When this post was first written I presented a form target demo utilizing an EarthLink appendto CGI script that collects data from an HTML form, writes the data to a separate file, and then pops up a "thank you" page for the user. As I am no longer an EarthLink subscriber, a div-based facsimile of the original demo is given below:

Lunch Survey

1. Please tell us your first name:

2. For making a sandwich, what type of bread do you prefer?
White
Wheat
Rye
Pumpernickel

3. And what would you have along with your sandwich?





The processing of HTML forms is an interesting, if somewhat involved, topic, and HTML Goodies discusses several approaches thereto, including the use of CGI/Perl, ASP (active server pages), and PHP (hypertext preprocessor). Annoyingly, EarthLink doesn't seem to support PHP - I tried to execute the test script here in files with .php, .php3, .php4, and .phtml extensions at my EarthLink Web server space, without success - nor does EarthLink allow its basic subscribers to put custom CGI scripts on its server machines; otherwise, I would be tempted to address form processing in more detail.

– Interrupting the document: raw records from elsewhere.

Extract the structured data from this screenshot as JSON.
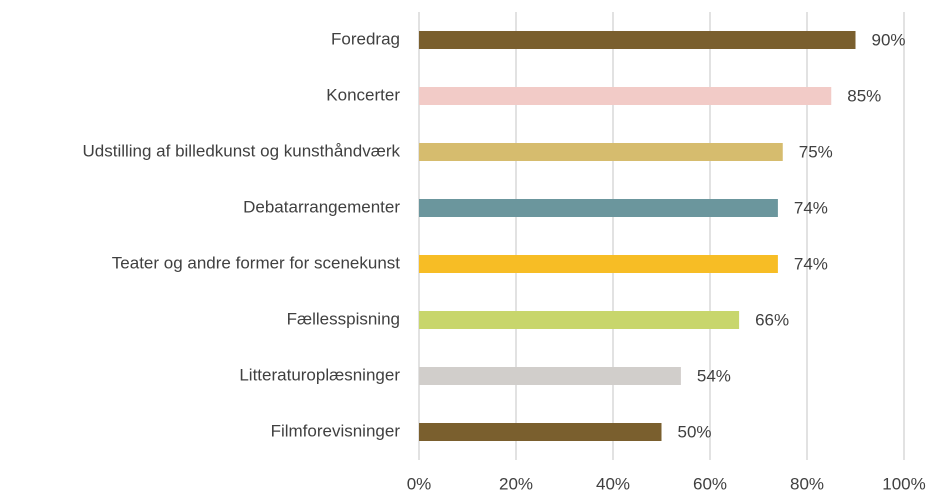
{
  "chart_data": {
    "type": "bar",
    "orientation": "horizontal",
    "categories": [
      "Foredrag",
      "Koncerter",
      "Udstilling af billedkunst og kunsthåndværk",
      "Debatarrangementer",
      "Teater og andre former for scenekunst",
      "Fællesspisning",
      "Litteraturoplæsninger",
      "Filmforevisninger"
    ],
    "values": [
      90,
      85,
      75,
      74,
      74,
      66,
      54,
      50
    ],
    "value_labels": [
      "90%",
      "85%",
      "75%",
      "74%",
      "74%",
      "66%",
      "54%",
      "50%"
    ],
    "colors": [
      "#7a5f2e",
      "#f2cbc7",
      "#d6bc6e",
      "#6b969d",
      "#f7bd25",
      "#c8d66c",
      "#d1cecb",
      "#7a5f2e"
    ],
    "xlim": [
      0,
      100
    ],
    "xticks": [
      {
        "value": 0,
        "label": "0%"
      },
      {
        "value": 20,
        "label": "20%"
      },
      {
        "value": 40,
        "label": "40%"
      },
      {
        "value": 60,
        "label": "60%"
      },
      {
        "value": 80,
        "label": "80%"
      },
      {
        "value": 100,
        "label": "100%"
      }
    ],
    "grid": true
  }
}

Getting back to Form object properties, the length property, which is read-only, can be used in a couple of different ways. Like the length property of the document links collection (discussed in Blog Entry #13), the expression

document.forms.length

returns the number of forms in the document body. On the other hand, the expression

document.forms[i].length

returns the number of control elements in the ith form on the page. At the bottom of the left side of the above demo is a small script that reads the Form length property in both of these ways. With respect to the document.forms['formdemo'].length return, the nine control elements, in order, are two hidden inputs, a text box, four radio buttons, a selection list, and a submit button. Note that each radio button is indexed as a separate control, and that the option elements of the selection list are not included in the element count.

Finally and anticlimactically, the Form name property specifies a form's name; it is read/write.

We'll address the properties of form control elements in the next entry.